Einführung gesetzlicher Rahmenbedingungen für das EnMS

Mit der Einführung der Managementnormen DIN EN 16001:2009 und DIN EN ISO 50001:2011 als Grundlage für Steuererleichterungen im Zusammenhang mit dem Erneuerbaren Energien Gesetz (EEG), sowie des Energie- und des Stromsteuergesetzes (EnergieStG, StromStG) wurde ein neues Kapitel der Energieeffizienz in deutschen Unternehmen aufgeschlagen.

Die Managementnorm als Basis für die betriebliche Energieeffizienz sichert klare energierelevante Ziele der Unternehmensleitung, eine organisatorische Struktur zur Umsetzung der Energieeffizienz und die Motivation aller, an energierelevanten Prozessen beteiligten Mitarbeitern.

Zur Erstattung der EEG Umlage müssen energieintensive Unternehmen einen Nachweis ihrer energierelevanten Aktivitäten vorlegen. Ab 2010 konnte dieser auf Basis eines zertifizierten Energiemanagementsystems (EnMS) nach DIN EN 16001 bzw. DIN EN ISO 50001 (Zertifikat) erfolgen. Spätestens bis Ende der Antragsfrist 2012 waren die energieintensiven Unternehmen im Wesentlichen zertifiziert und damit rund 2 Mrd. Euro Rückzahlung im Jahr gesichert.

Mit der Einführung der Strom- und Energiesteuer im Jahr 1999 wurde die Energie als politisches Lenkungsinstrument durch Abgaben verteuert. Als Ausgleich wurden die Lohnnebenkosten für das produzierende Gewerbe gesenkt. Da bei den Unternehmen das Verhältnis zwischen Lohnnebenkosten und Aufwendungen für Strom- und Energiesteuer nicht immer gleich ist, wurde mit dem s.g. „Spitzenausgleich“ ein Ausgleichsinstrument geschaffen.

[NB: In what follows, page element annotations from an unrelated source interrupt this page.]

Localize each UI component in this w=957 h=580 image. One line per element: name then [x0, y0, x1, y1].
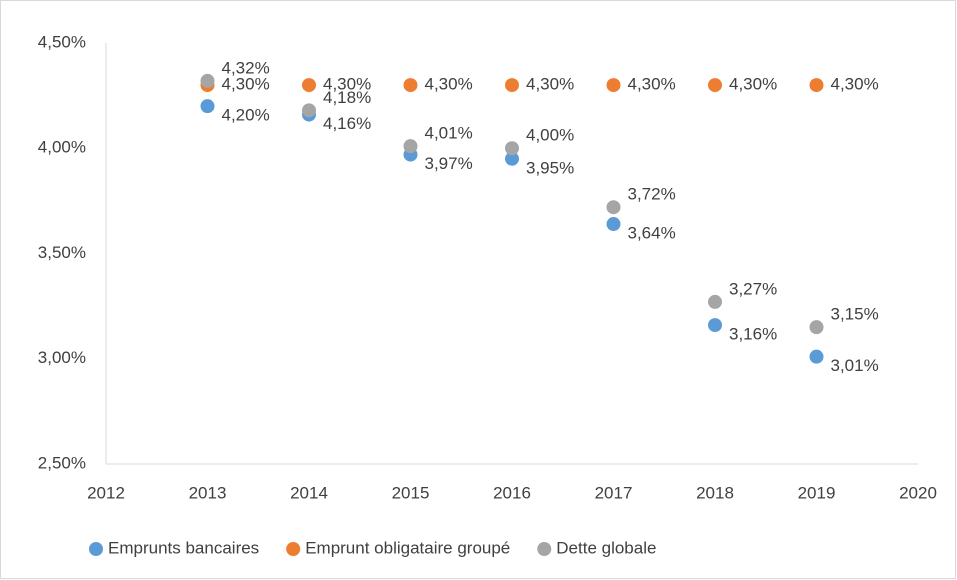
data-label: 4,30% — [628, 75, 676, 94]
data-label: 4,30% — [425, 75, 473, 94]
point — [200, 99, 215, 114]
point — [302, 78, 316, 93]
data-label: 3,97% — [425, 154, 473, 173]
x-tick-label: 2012 — [87, 483, 125, 502]
point — [505, 151, 519, 166]
data-label: 4,01% — [425, 124, 473, 143]
x-tick-label: 2016 — [493, 483, 531, 502]
point — [403, 139, 418, 154]
legend-label: Emprunt obligataire groupé — [305, 538, 510, 557]
point — [606, 217, 621, 232]
point — [200, 73, 215, 88]
legend-label: Dette globale — [556, 538, 656, 557]
data-label: 4,30% — [526, 75, 574, 94]
data-label: 4,30% — [729, 75, 777, 94]
point — [606, 200, 621, 215]
data-label: 4,30% — [222, 75, 270, 94]
data-label: 4,20% — [222, 106, 270, 125]
x-tick-label: 2017 — [595, 483, 633, 502]
point — [302, 103, 316, 118]
data-label: 3,64% — [628, 224, 676, 243]
legend-marker — [89, 542, 103, 556]
legend-marker — [537, 542, 552, 556]
data-label: 3,01% — [831, 356, 879, 375]
data-label: 3,15% — [831, 305, 879, 324]
data-label: 4,32% — [222, 58, 270, 77]
data-label: 3,95% — [526, 158, 574, 177]
point — [708, 318, 722, 333]
data-label: 4,30% — [831, 75, 879, 94]
data-label: 4,16% — [323, 114, 371, 133]
x-tick-label: 2018 — [696, 483, 734, 502]
y-tick-label: 4,50% — [38, 32, 86, 51]
y-tick-label: 2,50% — [38, 453, 86, 472]
point — [505, 78, 519, 93]
data-label: 3,27% — [729, 279, 777, 298]
data-label: 3,16% — [729, 325, 777, 344]
point — [809, 349, 824, 364]
data-label: 3,72% — [628, 185, 676, 204]
x-tick-label: 2014 — [290, 483, 328, 502]
point — [708, 294, 722, 309]
x-tick-label: 2015 — [392, 483, 430, 502]
point — [708, 78, 722, 93]
point — [809, 320, 824, 335]
data-label: 4,00% — [526, 126, 574, 145]
legend-marker — [286, 542, 301, 556]
point — [606, 78, 621, 93]
point — [505, 141, 519, 156]
legend-label: Emprunts bancaires — [108, 538, 259, 557]
data-label: 4,30% — [323, 75, 371, 94]
data-label: 4,18% — [323, 88, 371, 107]
y-tick-label: 4,00% — [38, 138, 86, 157]
y-tick-label: 3,50% — [38, 243, 86, 262]
y-tick-label: 3,00% — [38, 348, 86, 367]
point — [809, 78, 824, 93]
x-tick-label: 2020 — [899, 483, 937, 502]
x-tick-label: 2019 — [798, 483, 836, 502]
point — [403, 78, 418, 93]
x-tick-label: 2013 — [189, 483, 227, 502]
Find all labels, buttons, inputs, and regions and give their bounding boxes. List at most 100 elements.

Mit der Novellierung von Strom- und EnergieStG im Herbst 2012 wurde die Gewährung des Spitzenausgleichs ebenfalls an die Einführung von EnMS gekoppelt (kleine Unternehmen können alternativ auch s.g. Energieaudits durchführen). Unternehmen, die in den Jahren 2013 und 2014 den Spitzenausgleich in Anspruch nehmen wollen, müssen die Einführung begonnen haben. Ab 2015 ist ein zertifiziertes System notwendig.

Mit dem Spitzenausgleich werden jährlich ebenfalls rund 2.2 Mrd. Euro zurückerstattet. Die Anzahl der betroffenen Unternehmen ist jedoch sprunghaft gestiegen. Während bei der Befreiung der EEG Umlage die Steuervergünstigung relativ wenige große Unternehmen unter sich aufteilten, wird mit den Anforderungen für den Spitzenausgleich u.a. auch der Mittelstand erreicht.

Damit ist die Zahl der Unternehmen, die in den nächsten beiden Jahren EnMS einführen werden sprunghaft gestiegen.

Das Spektrum der Umsetzung ist derzeit unglaublich groß. Während erste Unternehmen bereits über ein Jahr Erfahrung mit dem EnMS sammeln konnten und derzeit dabei sind, das System zu optimieren, gibt es bei vielen anderen Betrieben nur sehr rudimentäre Vorstellungen, was den im Unternehmen wofür an Energie benötigt wird.